ABDOULAYE CAMARA : DE LA SALLE DE CLASSE AU QUAI DE PECHE
Un appui pour promouvoir la migration de main-d’œuvre intrarégionale pour le développement local
Kamsar, Guinée – En cette fin d’après-midi de mars, la chaleur enveloppe doucement l’arrière du site d’Oceanic Pêche, à Kamsar. Des pirogues glissent vers le débarcadère. À peine accostées, les hommes se mettent en mouvement. Abdoulaye Camara est là, comme tous les jours depuis six mois. Il aide à décharger les paniers de poissons fraîchement pêchés, les charge dans la benne d’un tricycle motorisé, et parcourt les quelques mètres qui séparent le quai de la salle de traitement.
Il arbore fièrement son t-shirt bleu de stagiaire, floqué sur le devant au nom du projet. Une manière discrète mais visible d’affirmer son engagement dans cette expérience qui a changé sa trajectoire.
« J’ai toujours voulu travailler dans un domaine technique, surtout ce qui touche à la mécanique », dit-il, en posant un panier à même le sol. « J’ai fait l’école maritime, mais je sentais qu’il me manquait quelque chose. La pratique. C’est ce que je suis venu chercher ici. Et j’ai trouvé bien plus. »
Abdoulaye, 27ans, est l’un des jeunes placés en entreprise par l’Organisation internationale pour les migrations (OIM) dans le cadre d’un programme d’insertion socio-professionnelle. Pendant six mois, il a été immergé au sein de l’équipe d’Océanic Pêche, une entreprise spécialisée dans la transformation et l’exportation de produits halieutiques. Là, il a découvert la rigueur, la polyvalence, l’endurance. Et surtout, sa place.

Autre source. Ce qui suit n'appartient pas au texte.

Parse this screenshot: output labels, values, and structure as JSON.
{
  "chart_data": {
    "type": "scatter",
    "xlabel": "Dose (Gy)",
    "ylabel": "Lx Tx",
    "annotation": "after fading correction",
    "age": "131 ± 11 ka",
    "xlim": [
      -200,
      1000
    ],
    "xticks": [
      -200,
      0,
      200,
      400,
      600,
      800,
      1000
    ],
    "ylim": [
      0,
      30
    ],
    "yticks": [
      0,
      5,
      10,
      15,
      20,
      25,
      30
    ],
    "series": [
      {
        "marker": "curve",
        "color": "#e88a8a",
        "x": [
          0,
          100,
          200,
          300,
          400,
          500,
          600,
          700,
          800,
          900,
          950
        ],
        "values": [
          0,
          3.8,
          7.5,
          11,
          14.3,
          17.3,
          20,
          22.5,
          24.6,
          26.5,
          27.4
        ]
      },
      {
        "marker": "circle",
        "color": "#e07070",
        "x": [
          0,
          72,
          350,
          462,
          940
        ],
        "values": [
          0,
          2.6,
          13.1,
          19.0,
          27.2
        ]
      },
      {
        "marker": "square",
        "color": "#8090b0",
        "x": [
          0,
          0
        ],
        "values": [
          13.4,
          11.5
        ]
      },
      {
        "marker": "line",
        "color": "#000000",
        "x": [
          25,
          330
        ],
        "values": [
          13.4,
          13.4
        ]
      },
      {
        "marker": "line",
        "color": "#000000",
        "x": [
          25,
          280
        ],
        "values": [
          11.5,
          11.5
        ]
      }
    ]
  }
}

« Ici, on touche à tout. C’est ce que j’aime. Le matin, je peux être sur le débarcadère à décharger du poisson. Ensuite, je passe à la chaîne de tri, on calibre selon la taille, la qualité. On apprend à reconnaître les bons poissons, à appliquer les normes. Rien n’est laissé au hasard. »
Mais ce qui le fait vibrer, c’est la mécanique. Et dans l’univers d’Océanic Pêche, les occasions ne manquent pas : groupes électrogènes, chambres froides, pompes, circuits de glace… « J’observe, je pose des questions, on me laisse manipuler parfois. J’apprends. Il y a des machines partout. Chaque jour, je comprends un peu mieux comment tout ça fonctionne. »
Il sourit. Il parle avec calme, mais ses yeux brillent. « Ce stage m’a transformé. Avant, je connaissais la théorie. Maintenant, je sais faire. Je suis capable. Je suis prêt. »
Le travail n’est pas facile. Les horaires sont longs, les tâches physiques, et l’environnement exigeant. Mais Amadou n’en retient que le positif. « C’est intense, oui. Mais c’est ça qui me plaît. On apprend dans l’effort. On progresse quand on sort de sa zone de confort. »
Ce stage lui a permis de se révéler. « Je ne sais pas encore si je serai embauché à la fin, mais ce n’est pas le plus important. Aujourd’hui, je connais mon métier. Et même plus. J’ai vu toutes les étapes, j’ai compris comment fonctionne une entreprise comme celle-là. Je me sens prêt. »
Son rêve ? Continuer dans ce secteur, et aller encore plus loin. « Ce que je veux, c’est monter ma propre activité un jour. Peut-être une unité de froid, ou un service de maintenance pour les entreprises de pêche. J’ai des idées. Et maintenant, j’ai les bases pour les réaliser. »
Le stage d’Abdoulaye s’inscrit dans le cadre du projet « Promouvoir la migration de main-d’œuvre intrarégionale pour le développement local », mis en œuvre par l’OIM Guinée avec le soutien de l’Agence italienne pour la coopération au développement (AICS). Ce projet soutient l’insertion socio-professionnelle des jeunes à travers des stages pratiques dans des entreprises locales, renforçant leurs compétences et facilitant leur accès à un emploi durable.